Депеша была от Драйдена. Фразировка ее на миг сокрушила мои мыслительные способности: «ДЕЗАБИЛЬЕ ПРИБЫВАЕТ ФАЛЕЗ ЗАВТРА РЕПОЙ ПАСТИСЬ СУЩЕСТВЕННО».

Надо сказать, у Драйдена имеется один существенный недостаток — его убежденность в собственном владении телеграфным языком: друзей его заблуждение огорчает так, что нет сил. Во время оно можно было и наплевать, однако нынче, боюсь, он стал «клинически зависим», как выражаются алкогольные эскулапы. «Дезабилье» явно означало расстригу, лишившегося облачения и сана, «Фалез» — один из пакетботов, курсирующих между Веймутом и Джерси, а «пастись», судя по всему, — отредактированный рьяным телеграфистом «пастис»; но «репа» оставалась такой же загадочной, как и на Оксфордском вокзале.

— Джок, — сказал я. — В доме имеется «пастис»?

— Есть бутылка «Перно» — это ж одно и то же, нет?

— Запасись, пожалуйста, сегодня полуящиком «пастис». Как у нас с репой?

— Чудно́, что спрашиваете, мистер Чарли. Старый хрыч тока сёдни утром посадил грядку. И жабу под нее закопал. Но пару месяцев еще не взойдет.

— У зеленщиков уже должны продаваться эти маленькие французские. Попробуй крытый рынок в Сент-Хелиере, либо Французские ряды. Если не будет, может, она продается в банках, мороженая или сушеная, — это я оставляю на твое усмотрение, ты лучше понимаешь все закоулки розничной торговли: «нурри дан ле серай, тю ан коннэ ле детур», — но к завтрашнему вечеру добудь, даже если придется платить наличными.

— Ну. Скока?

— Как ее продают, ты не в курсе? То есть, на вес, ты полагаешь, ярдами или как? Чем?

— Сдается, фунтами.

— Ну так что скажешь — пара фунтов составит добрую крепкую дозу для персоны брачного возраста?

— С прибором.

— Стало быть — ну.

— Ну, мистер Чарли.

— Как бы это ни завораживало — видеть вас таким хозяйственным, — раздумчиво произнес Сэм, — вы уверены, что нам не стоит обсудить ничего более насущного?

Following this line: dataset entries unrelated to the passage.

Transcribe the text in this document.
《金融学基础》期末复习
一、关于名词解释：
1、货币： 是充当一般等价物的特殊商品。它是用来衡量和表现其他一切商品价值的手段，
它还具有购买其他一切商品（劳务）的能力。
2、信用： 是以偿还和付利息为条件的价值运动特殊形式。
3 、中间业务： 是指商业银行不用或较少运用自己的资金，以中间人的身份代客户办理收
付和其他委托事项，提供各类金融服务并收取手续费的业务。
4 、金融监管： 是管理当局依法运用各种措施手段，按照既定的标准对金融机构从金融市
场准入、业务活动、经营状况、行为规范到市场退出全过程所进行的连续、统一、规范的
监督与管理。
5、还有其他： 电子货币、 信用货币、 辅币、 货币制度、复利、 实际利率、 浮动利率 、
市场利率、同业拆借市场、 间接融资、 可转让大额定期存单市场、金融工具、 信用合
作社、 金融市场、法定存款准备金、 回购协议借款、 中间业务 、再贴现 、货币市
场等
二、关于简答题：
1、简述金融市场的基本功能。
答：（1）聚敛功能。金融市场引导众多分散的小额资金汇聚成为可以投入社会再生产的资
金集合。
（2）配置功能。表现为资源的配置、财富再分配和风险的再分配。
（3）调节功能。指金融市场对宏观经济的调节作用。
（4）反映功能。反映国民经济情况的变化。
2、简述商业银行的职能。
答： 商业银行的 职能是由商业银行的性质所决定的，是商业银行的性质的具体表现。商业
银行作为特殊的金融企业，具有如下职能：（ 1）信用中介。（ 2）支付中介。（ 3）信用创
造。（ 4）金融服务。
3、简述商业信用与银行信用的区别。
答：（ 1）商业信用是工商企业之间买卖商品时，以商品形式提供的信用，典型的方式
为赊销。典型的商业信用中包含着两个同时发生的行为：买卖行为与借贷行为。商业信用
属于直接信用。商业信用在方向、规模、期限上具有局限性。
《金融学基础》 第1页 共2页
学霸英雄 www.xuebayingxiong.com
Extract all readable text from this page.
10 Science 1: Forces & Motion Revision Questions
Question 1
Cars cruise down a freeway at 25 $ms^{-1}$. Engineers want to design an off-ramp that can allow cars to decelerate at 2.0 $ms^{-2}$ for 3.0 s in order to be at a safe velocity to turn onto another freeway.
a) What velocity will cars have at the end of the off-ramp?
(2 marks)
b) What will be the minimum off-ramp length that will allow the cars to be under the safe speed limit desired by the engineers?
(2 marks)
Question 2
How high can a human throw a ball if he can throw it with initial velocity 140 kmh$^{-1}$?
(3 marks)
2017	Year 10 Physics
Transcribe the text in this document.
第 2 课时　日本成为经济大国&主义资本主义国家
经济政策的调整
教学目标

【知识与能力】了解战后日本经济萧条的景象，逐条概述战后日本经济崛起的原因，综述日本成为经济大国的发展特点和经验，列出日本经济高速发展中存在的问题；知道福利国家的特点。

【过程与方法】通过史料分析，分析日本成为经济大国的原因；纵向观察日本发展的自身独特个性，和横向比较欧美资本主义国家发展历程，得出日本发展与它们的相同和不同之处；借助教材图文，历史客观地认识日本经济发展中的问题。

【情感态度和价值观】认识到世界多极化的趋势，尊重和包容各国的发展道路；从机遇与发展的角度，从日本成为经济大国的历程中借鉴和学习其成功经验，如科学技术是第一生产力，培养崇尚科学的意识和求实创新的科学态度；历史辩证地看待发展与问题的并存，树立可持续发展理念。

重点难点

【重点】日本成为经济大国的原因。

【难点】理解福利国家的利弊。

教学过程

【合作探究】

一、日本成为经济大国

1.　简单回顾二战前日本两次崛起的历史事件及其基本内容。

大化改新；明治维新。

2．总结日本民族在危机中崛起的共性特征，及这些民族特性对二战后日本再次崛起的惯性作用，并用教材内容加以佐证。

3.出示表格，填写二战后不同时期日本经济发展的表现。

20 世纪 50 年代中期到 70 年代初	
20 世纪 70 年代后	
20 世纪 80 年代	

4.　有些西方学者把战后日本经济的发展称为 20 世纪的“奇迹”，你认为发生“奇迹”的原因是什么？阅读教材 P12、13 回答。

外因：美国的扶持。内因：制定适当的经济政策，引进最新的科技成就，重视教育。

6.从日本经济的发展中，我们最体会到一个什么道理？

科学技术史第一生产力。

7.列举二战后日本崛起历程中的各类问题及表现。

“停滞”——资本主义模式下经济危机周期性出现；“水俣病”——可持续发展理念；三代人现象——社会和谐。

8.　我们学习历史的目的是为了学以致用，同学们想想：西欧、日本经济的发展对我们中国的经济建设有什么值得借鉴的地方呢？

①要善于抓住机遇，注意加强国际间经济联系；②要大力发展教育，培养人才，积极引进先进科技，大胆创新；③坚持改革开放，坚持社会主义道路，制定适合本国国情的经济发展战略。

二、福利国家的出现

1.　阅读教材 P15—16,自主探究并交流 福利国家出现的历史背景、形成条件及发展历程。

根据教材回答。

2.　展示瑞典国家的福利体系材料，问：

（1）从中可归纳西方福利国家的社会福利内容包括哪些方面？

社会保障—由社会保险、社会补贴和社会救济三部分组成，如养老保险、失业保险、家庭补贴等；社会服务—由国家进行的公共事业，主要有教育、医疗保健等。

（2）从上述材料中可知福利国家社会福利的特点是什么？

Я объяснил всё, но ни его, ни Джорджа это не умиротворило. Их первоначальные сомнения касательно нашего проекта возобновились этой беседой о «зернобобовой мистификации» (Сэм) и «жутких папистах, пропитавшихся абсентом» (Джордж). Я их несколько успокоил, но они все равно упрямились. Более того — в рукаве у них оказался собственный план, на исполнении коего они настаивали одновременно с прожектом Сатанинской Обедни.

— Понимаете ли, — сказал Сэм, — мы рассматривали жертв отдельно от колдовского аспекта — на тот случай, если он вдруг окажется отвлекающим маневром, — и хотя три штуки — не очень полезное для обобщений число, кое-какие предположительные заключения можно вывести. Во-первых, все три пострадавшие семьи — англичане. Это наводит на мысль о ненависти к английскому народу вообще.

— А также это может наводить на мысль, — вставил я, — об англичанине, которому не очень по вкусу джерсийские женщины.

— Англичанине? — фыркнул Джордж. — С подобной-то ведовской чепухой? Вздор.

— Мне казалось, мы пока не трогаем колдовской аспект.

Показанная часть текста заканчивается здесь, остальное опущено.